Interestingly, motorcycle theft has not been so prevalent in mainland Europe as it is in the UK. When I used to export used UK motorcycles to the rest of the world, many of them would come with alarms. My clients abroad would always remove them, as a matter of course, because the alarms would invariably develop a fault and strand the rider. When I asked about theft, the dealers in those countries told me that they never had a problem with it and that customers did not want alarms on their motorcycles. Some times I do feel like I was born in wrong country.
Four. Salt! If a motorcycle is not ridden during winter it is not exposed to salt. Even if it is exposed to salt, apparently the salt they use in the rest of the world is different to UK salt. I have been told that the salt we use in the UK is unique to our country and is far more corrosive than the salt they use in the rest of the world. It seems that other countries use a different type of salt, which does not damage or corrode metal in the same way as ours does.
Five. Weather. UK motorcycles generally get ridden over winter, which may be all right, if the weather is good, but the UK weather is so unpredictable we’ve all been caught in the rain. How many times have you gone out on a bright, cloudless, sunny January day and ten miles into your journey black clouds appear from nowhere and the heavens open? Even in summer we defy the miserable rain and just get out on our motorcycles and ride, because we haven’t ridden in months. Or we go out on a cloudless, summer’s day to return like a drowned rat wondering why we ride a motorcycle at all. Yet when we roll off any ferry docking in mainland Europe, we find ourselves rediscovering why we love our motorcycles. A motorcycle is more fun to ride when the sun is shining.
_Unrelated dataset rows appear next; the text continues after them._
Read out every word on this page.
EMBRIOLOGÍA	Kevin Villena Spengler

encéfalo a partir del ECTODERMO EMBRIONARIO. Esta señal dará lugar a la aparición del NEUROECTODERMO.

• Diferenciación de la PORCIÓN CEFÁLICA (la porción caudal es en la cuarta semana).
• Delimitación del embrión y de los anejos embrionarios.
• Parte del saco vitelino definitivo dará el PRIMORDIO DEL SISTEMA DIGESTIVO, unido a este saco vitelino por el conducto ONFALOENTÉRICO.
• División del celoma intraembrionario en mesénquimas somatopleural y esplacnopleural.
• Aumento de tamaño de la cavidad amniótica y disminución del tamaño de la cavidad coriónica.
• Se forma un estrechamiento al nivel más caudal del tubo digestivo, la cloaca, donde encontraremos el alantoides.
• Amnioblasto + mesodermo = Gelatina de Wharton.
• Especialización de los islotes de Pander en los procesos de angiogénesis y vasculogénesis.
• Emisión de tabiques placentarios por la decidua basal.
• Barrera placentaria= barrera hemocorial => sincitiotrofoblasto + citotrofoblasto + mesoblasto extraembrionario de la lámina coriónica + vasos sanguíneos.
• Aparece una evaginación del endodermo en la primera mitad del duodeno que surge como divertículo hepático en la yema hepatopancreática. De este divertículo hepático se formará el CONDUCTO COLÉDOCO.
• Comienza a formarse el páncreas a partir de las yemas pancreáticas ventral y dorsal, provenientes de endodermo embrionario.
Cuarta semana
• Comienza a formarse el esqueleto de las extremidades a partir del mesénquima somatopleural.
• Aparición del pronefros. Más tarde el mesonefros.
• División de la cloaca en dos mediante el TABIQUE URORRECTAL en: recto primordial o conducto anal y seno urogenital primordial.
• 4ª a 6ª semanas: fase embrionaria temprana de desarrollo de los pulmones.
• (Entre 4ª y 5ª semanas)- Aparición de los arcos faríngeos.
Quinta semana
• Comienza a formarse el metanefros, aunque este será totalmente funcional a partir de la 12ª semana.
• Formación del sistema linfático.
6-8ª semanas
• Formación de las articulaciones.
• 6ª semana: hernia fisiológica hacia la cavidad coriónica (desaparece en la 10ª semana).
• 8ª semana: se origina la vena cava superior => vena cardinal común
Which is why these emerging market classic Japanese motorcycles are so much fun over their British counterparts. How many Velocette Venoms can you just jump on and ride down to Italy and back on, without the motorcycle breaking down? You can on a Honda CB750, Yamaha XS1100 or Honda CBX1000.
Riding in the cold can also cause corrosion to some classic motorcycles. For example, if you have a deliciously original Kawasaki Z900 with the standard exhaust system, and you ride it in the cold, condensation will develop and sit in those paper-thin chrome pipes. So they will rot from the inside out. So the temperate climate on mainland Europe can be a lot kinder, over the years, to a forty year old Kawasaki, than the crap climate of the UK.